Once truckloads enter Gaza, they are often "swarmed by desperate people", Laerke said.
"I don't blame them, for one second, for taking the aid that essentially is already theirs – but it's not distributed in the way we want."
French President Emmanuel Macron said on Friday that European countries should "harden the collective position" against Israel if it does not respond appropriately to the humanitarian situation in Gaza.
"There is no humanitarian blockade. That is a blatant lie," Israel's Foreign Ministry said in a statement on X, defending its efforts to allow in aid.

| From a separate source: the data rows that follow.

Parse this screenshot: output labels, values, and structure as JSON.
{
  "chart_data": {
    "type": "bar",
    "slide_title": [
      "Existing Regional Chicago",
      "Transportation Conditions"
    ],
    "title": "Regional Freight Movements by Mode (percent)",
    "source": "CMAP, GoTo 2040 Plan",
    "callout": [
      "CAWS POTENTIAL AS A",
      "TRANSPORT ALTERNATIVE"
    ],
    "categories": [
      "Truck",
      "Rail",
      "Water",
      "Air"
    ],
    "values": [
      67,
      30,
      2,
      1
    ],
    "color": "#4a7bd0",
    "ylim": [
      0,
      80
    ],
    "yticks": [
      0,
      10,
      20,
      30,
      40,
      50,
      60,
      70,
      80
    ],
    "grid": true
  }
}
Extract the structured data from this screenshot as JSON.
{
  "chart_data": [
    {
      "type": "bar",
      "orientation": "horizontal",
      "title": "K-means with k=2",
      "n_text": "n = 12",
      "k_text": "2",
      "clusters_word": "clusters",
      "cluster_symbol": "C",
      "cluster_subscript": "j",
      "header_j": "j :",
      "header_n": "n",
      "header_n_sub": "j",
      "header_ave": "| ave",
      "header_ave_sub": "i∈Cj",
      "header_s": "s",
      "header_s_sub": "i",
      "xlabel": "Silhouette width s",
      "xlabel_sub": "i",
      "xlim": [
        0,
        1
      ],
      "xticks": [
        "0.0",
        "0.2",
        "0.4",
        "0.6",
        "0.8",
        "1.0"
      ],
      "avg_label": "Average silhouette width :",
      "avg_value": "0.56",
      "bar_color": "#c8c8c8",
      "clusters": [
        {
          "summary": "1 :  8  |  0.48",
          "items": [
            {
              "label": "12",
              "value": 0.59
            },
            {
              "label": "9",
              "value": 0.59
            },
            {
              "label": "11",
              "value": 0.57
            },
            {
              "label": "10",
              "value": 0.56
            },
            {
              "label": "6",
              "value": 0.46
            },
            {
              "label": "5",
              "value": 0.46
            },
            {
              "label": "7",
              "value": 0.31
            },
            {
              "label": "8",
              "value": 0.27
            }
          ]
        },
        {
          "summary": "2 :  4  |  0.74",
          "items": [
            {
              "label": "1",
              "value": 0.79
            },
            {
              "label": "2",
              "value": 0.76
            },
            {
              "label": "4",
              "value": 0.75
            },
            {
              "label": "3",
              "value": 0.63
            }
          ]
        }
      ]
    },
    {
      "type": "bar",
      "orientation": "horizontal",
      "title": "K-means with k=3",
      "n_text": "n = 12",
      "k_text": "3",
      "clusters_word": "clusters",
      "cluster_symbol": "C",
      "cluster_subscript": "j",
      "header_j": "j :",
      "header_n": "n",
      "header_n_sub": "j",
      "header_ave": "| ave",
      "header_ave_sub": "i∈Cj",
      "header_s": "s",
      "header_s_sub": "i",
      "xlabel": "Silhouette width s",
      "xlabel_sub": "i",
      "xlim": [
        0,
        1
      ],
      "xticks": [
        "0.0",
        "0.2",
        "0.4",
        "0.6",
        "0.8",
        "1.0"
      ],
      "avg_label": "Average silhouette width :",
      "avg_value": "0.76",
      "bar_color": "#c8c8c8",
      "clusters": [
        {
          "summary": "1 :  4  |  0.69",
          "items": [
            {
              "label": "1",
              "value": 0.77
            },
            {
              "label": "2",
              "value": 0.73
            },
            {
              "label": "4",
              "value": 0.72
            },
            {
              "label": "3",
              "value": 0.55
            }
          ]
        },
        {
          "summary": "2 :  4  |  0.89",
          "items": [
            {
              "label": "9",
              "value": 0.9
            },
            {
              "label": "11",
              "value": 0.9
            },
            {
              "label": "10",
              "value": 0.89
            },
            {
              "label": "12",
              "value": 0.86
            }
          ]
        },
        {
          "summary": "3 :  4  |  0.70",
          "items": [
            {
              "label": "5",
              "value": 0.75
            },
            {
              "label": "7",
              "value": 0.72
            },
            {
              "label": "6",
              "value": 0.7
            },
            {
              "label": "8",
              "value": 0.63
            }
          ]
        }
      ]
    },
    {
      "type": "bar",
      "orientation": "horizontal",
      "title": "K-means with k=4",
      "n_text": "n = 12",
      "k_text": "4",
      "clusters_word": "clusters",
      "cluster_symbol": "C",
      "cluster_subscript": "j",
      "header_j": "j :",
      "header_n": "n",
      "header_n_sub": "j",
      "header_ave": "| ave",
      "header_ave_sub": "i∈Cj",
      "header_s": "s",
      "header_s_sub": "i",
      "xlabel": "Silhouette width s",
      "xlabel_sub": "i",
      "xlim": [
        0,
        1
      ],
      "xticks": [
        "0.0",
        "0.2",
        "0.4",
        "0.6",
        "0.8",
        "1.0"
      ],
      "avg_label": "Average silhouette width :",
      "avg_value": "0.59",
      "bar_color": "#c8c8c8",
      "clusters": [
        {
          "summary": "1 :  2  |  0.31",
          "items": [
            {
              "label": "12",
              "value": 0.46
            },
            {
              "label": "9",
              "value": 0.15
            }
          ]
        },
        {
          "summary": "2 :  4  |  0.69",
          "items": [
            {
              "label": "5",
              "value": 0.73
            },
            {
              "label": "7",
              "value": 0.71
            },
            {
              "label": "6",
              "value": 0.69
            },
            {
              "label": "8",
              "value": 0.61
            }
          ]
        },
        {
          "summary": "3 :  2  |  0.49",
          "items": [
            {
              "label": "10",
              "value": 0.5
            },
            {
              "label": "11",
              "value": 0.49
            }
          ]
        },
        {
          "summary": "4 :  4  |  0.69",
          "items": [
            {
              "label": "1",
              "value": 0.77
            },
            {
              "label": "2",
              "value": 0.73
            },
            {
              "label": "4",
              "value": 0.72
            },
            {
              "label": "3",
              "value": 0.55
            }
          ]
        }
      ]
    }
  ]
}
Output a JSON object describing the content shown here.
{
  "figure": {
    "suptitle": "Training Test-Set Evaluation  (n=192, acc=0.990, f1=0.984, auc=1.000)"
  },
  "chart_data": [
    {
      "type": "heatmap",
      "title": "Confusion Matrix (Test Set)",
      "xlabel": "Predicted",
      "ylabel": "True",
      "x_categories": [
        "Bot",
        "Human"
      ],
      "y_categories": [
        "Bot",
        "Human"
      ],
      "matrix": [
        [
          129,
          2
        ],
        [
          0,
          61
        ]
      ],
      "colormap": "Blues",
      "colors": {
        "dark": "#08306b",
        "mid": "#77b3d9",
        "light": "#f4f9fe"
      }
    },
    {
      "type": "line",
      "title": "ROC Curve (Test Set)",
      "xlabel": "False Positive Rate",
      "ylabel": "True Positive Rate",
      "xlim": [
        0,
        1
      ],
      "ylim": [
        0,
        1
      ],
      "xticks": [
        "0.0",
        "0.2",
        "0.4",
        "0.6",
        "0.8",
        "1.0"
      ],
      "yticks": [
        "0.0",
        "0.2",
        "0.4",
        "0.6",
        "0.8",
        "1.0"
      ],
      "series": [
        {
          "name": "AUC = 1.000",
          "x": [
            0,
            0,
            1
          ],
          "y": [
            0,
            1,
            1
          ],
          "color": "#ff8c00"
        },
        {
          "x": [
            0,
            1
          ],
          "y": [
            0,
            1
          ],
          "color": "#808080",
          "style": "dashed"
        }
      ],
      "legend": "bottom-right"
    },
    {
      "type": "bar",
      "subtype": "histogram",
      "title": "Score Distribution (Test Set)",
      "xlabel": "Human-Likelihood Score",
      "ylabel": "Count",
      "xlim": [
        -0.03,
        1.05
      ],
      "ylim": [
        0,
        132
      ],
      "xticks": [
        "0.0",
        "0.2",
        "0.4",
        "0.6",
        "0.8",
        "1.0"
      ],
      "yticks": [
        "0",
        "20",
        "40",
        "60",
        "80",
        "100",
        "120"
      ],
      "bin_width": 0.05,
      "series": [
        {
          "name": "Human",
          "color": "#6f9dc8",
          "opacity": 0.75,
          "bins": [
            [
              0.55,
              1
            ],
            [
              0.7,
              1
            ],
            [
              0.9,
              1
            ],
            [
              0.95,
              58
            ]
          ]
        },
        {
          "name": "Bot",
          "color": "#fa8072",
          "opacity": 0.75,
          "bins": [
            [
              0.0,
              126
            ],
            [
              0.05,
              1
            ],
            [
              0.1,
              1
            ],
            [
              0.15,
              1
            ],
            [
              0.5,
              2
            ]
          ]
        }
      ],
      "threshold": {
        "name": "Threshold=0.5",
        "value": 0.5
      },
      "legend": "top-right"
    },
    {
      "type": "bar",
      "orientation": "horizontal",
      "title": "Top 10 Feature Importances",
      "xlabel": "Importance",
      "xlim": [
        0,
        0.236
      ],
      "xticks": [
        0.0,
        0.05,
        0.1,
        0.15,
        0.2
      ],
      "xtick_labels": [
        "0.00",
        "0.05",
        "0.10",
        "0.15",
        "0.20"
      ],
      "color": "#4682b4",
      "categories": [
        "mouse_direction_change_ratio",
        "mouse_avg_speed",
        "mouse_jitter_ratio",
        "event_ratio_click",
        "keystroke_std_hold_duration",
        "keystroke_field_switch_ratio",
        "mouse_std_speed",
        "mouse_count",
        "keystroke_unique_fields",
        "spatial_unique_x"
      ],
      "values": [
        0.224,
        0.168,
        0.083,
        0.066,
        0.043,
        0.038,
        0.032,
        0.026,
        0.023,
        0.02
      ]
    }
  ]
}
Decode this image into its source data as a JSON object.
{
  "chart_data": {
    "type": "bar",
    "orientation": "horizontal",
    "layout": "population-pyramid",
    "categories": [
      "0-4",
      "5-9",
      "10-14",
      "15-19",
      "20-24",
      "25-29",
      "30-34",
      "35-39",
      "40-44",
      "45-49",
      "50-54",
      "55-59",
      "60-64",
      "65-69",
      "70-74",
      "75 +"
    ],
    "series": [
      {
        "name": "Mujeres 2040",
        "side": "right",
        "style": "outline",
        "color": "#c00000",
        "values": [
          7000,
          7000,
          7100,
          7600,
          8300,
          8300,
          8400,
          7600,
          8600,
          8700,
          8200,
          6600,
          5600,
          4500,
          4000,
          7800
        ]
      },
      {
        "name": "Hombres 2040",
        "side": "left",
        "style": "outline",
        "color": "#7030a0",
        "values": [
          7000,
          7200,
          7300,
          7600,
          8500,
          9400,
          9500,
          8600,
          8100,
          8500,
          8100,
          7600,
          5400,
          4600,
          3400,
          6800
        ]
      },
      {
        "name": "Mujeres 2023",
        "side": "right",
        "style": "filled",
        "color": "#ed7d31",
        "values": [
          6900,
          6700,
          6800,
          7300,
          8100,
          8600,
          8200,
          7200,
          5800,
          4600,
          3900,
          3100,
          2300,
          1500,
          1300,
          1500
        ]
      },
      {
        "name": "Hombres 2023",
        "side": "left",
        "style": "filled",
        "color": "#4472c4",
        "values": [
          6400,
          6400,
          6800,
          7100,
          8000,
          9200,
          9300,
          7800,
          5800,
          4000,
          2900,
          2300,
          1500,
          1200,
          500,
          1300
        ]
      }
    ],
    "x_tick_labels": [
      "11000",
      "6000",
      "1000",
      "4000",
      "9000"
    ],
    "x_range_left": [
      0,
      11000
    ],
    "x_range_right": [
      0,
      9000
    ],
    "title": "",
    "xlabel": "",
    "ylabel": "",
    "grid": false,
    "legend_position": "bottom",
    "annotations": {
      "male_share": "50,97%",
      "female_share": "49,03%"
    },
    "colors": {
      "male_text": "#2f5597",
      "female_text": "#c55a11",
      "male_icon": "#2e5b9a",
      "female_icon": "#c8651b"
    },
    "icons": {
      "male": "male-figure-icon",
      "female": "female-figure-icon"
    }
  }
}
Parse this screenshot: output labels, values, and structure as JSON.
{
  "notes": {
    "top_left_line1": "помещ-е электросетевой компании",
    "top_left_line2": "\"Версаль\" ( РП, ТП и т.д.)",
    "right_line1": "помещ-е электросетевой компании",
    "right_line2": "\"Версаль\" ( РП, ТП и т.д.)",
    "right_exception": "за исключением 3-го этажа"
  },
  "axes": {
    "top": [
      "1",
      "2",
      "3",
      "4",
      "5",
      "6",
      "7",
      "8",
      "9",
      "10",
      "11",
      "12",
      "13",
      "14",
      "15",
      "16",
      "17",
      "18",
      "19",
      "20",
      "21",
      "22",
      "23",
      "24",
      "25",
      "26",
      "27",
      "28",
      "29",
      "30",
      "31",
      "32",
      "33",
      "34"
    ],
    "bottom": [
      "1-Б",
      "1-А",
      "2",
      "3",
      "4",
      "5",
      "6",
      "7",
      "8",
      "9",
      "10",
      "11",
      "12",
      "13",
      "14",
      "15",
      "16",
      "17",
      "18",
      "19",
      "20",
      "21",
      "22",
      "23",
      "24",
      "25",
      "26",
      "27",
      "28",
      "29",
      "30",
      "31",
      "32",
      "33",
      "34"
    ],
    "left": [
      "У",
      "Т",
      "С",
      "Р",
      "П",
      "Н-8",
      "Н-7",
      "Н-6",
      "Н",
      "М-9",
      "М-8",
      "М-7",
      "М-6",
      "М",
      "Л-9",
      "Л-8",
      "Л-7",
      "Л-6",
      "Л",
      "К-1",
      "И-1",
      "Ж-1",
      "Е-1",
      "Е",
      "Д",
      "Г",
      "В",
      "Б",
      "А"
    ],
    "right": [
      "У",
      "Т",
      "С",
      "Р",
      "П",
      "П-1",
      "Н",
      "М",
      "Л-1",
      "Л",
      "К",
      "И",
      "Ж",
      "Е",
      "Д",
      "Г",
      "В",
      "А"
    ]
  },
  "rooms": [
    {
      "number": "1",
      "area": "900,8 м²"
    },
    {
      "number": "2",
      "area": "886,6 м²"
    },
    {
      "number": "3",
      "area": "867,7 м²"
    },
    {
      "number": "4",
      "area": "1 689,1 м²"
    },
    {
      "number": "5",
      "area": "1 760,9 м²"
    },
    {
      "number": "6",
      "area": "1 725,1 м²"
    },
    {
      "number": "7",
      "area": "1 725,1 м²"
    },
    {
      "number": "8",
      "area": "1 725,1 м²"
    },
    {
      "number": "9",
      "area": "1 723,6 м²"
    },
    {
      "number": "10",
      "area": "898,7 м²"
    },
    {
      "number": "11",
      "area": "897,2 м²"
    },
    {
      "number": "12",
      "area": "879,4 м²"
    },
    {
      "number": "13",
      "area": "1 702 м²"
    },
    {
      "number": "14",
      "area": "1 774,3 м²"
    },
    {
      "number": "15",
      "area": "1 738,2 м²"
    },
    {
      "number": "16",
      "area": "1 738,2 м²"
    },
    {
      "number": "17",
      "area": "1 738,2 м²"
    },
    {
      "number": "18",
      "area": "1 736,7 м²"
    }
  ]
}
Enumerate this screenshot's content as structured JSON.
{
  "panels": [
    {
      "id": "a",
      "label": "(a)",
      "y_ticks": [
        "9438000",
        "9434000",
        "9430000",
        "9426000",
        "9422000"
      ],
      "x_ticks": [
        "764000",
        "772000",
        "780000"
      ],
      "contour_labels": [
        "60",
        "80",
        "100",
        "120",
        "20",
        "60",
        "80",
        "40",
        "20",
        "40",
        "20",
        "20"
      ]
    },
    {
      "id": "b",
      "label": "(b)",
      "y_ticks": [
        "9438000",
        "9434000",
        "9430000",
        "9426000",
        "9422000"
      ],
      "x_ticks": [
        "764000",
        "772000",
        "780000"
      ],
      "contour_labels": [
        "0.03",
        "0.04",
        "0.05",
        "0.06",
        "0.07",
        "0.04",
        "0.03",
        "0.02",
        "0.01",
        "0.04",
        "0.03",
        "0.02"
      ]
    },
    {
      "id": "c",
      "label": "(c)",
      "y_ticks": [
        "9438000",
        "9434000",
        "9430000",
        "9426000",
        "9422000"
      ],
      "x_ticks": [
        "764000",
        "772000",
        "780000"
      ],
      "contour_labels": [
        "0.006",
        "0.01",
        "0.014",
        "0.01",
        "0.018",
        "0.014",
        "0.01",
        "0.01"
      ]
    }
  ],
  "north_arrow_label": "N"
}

During a visit to Singapore on Friday, Macron also asserted that recognition of a Palestinian state, with some conditions, was "not only a moral duty, but a political necessity". The French president later told a top defense forum in Singapore that abandoning war-torn Gaza to its own fate and giving Israel a "free pass" would kill the West's credibility with the rest of the world.
Israel’s Defense Minister Israel Katz vowed on Friday to build a "Jewish Israeli state" in the occupied West Bank, a day after the cabinet announced the creation of 22 new settlements in the Palestinian territory.
He said the move was a "clear message" to French president, whom Israel's foreign ministry accused of carrying out a crusade against Israel.
Israeli settlements in the West Bank, seen as a major obstacle to lasting peace, are regularly condemned by the United Nations as illegal under international law, and Thursday's announcement drew sharp foreign criticism. "It is also a clear message to Macron and his associates: they will recognize a Palestinian state on paper – but we will build the Jewish Israeli state here on the ground," he added.